Duplicate Field

The Duplicate Field operation duplicates an existing column in your datasource, creating an identical duplicate with a new name. This is a critical preparatory step when you want to apply destructive transformations (like removing characters or changing case) while preserving the original values for reference or for use in other matching criteria.

Why Duplicate First

Data cleansing transformations modify field values in place. Once you apply an uppercase conversion or remove special characters, the original values are changed. Duplicating a field before transforming it gives you two versions:

The original field with untouched values for display, reporting, or alternative matching strategies.
The duplicate field with cleansed values optimized for matching.

For example, if you have a "FullName" field and want to create a cleaned version for matching:

Duplicate "FullName" to "FullName_Clean".
Apply Trim to "FullName_Clean".
Apply Uppercase to "FullName_Clean".
Apply Remove Special Characters to "FullName_Clean".

Now "FullName" still contains "O'Brien-Smith, Jr." while "FullName_Clean" contains "OBRIENSMITHJR" -- optimized for matching but preserving the original for display.

How to Use the Duplicate Field Node

Drag the duplicate field node from the Standardization category onto the canvas.
Connect it into your workflow, typically early in the chain before any destructive operations.
Click the node to open its properties panel.
Select the source field -- the column you want to duplicate.
Enter a new field name for the duplicate. Use a naming convention that makes the relationship clear, such as appending "_Clean", "_Match", or "_Normalized" to the original name.

Best Practices

Place Duplicate Field nodes at the beginning of your workflow, before any transformation nodes. This ensures the duplicate contains the original, unmodified values.
Use consistent naming conventions. If you copy multiple fields, use the same suffix pattern (e.g., "FirstName_Clean", "LastName_Clean", "Address_Clean") so duplicated fields are easy to identify.
Duplicate before aggressive transformations. Operations like Remove Non-Alphanumeric, Remove Letters, or Remove Numbers are highly destructive and should almost always be applied to duplicate fields rather than original fields.
Apply subsequent transformations to the copy. After creating the copy, make sure your downstream nodes target the duplicated field name, not the original.

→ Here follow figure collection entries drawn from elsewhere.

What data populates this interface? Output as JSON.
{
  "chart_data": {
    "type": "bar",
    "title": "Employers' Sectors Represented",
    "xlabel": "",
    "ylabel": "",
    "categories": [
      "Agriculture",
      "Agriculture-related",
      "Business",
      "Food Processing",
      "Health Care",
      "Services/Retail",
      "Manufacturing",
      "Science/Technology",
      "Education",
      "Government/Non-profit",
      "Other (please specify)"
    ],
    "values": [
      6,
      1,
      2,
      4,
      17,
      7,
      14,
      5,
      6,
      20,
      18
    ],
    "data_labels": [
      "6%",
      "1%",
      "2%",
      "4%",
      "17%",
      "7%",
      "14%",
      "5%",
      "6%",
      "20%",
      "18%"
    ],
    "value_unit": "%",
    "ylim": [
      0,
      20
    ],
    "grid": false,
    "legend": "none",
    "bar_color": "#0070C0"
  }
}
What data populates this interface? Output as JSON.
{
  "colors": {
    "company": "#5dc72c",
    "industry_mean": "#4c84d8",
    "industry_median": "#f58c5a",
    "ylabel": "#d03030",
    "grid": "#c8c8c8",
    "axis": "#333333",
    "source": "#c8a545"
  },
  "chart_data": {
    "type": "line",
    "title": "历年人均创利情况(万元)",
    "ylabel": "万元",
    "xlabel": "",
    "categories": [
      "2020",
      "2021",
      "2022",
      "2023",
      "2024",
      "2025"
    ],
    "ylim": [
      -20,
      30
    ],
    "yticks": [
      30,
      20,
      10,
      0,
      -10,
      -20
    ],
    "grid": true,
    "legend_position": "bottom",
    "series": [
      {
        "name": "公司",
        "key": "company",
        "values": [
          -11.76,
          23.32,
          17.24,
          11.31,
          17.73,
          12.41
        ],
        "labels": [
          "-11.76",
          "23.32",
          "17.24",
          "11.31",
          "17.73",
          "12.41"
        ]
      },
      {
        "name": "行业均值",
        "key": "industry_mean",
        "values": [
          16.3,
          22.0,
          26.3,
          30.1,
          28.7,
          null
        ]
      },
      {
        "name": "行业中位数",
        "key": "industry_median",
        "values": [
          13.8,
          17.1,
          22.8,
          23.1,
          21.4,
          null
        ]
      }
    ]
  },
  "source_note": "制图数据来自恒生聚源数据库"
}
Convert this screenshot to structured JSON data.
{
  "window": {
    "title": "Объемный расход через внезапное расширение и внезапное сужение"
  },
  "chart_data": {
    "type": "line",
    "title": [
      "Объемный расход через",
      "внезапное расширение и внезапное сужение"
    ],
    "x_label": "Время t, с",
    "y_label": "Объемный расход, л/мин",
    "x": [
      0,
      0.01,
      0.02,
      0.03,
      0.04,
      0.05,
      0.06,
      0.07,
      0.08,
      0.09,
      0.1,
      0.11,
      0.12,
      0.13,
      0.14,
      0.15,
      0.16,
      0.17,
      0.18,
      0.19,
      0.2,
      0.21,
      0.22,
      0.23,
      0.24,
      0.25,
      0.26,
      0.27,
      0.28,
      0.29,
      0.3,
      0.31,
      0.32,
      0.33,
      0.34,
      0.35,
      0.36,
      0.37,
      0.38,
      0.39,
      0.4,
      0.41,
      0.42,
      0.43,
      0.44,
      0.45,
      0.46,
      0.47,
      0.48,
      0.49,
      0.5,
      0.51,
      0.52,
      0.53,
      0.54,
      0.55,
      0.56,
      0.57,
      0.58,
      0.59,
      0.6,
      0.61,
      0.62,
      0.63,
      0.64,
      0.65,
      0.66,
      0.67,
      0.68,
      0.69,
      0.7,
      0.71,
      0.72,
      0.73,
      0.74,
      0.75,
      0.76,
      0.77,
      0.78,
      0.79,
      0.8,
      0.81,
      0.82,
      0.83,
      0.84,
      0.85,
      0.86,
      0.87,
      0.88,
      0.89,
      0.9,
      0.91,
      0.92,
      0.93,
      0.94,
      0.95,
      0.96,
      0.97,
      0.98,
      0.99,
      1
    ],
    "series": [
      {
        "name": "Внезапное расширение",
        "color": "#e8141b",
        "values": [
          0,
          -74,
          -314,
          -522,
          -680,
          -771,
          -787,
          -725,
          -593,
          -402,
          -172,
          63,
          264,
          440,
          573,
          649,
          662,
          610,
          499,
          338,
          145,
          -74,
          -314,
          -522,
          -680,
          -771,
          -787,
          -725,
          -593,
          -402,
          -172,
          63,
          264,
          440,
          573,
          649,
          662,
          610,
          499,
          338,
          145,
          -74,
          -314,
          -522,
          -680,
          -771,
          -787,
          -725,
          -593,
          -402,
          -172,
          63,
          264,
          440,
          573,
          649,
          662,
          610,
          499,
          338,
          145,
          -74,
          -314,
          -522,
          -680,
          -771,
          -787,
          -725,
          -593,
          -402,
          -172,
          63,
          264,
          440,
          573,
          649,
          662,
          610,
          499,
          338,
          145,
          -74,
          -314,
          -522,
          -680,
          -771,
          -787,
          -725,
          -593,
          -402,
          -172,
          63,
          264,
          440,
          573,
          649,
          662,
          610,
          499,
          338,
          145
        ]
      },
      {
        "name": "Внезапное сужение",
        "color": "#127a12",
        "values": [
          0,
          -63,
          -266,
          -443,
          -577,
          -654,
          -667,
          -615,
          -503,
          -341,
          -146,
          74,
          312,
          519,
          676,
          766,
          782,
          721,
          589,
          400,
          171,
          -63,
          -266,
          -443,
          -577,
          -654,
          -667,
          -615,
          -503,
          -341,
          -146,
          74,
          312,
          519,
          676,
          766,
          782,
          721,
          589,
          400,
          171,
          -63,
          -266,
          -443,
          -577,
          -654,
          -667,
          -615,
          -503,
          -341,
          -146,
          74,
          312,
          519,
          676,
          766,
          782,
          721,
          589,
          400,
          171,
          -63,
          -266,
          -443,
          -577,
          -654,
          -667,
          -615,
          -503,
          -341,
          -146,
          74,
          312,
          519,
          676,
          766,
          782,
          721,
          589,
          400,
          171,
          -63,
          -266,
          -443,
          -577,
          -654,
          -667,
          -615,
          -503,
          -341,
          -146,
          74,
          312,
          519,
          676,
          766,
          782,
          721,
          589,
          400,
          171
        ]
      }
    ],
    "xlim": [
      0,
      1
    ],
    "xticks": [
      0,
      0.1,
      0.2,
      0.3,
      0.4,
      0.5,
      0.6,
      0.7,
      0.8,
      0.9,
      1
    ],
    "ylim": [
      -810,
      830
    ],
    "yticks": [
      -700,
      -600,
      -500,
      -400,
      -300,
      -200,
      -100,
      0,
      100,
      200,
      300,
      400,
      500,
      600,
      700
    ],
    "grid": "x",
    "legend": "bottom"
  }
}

When Duplicating Is Not Necessary

Some transformations are non-destructive or minimally destructive, and copying may not be needed:

Trim whitespace -- Rarely changes the meaningful content of a value.
Remove Extra Whitespace -- Only collapses multiple spaces to one.
Case conversion -- Changes appearance but not the textual content. Whether you need a duplicate depends on whether you need the original casing for display.

Tip

When configuring match definitions later, you can choose to match on the cleansed duplicate fields rather than the originals. This gives you the best of both worlds -- clean matching with original data preserved for review and export.

Important

Each Duplicate Field operation adds a new column to your datasource schema. If you duplicate many fields, your datasource will have additional columns. Keep this in mind when configuring field mappings in https://help.matchlogic.io/article/236-building-a-cleansing-workflow and later in match definitions.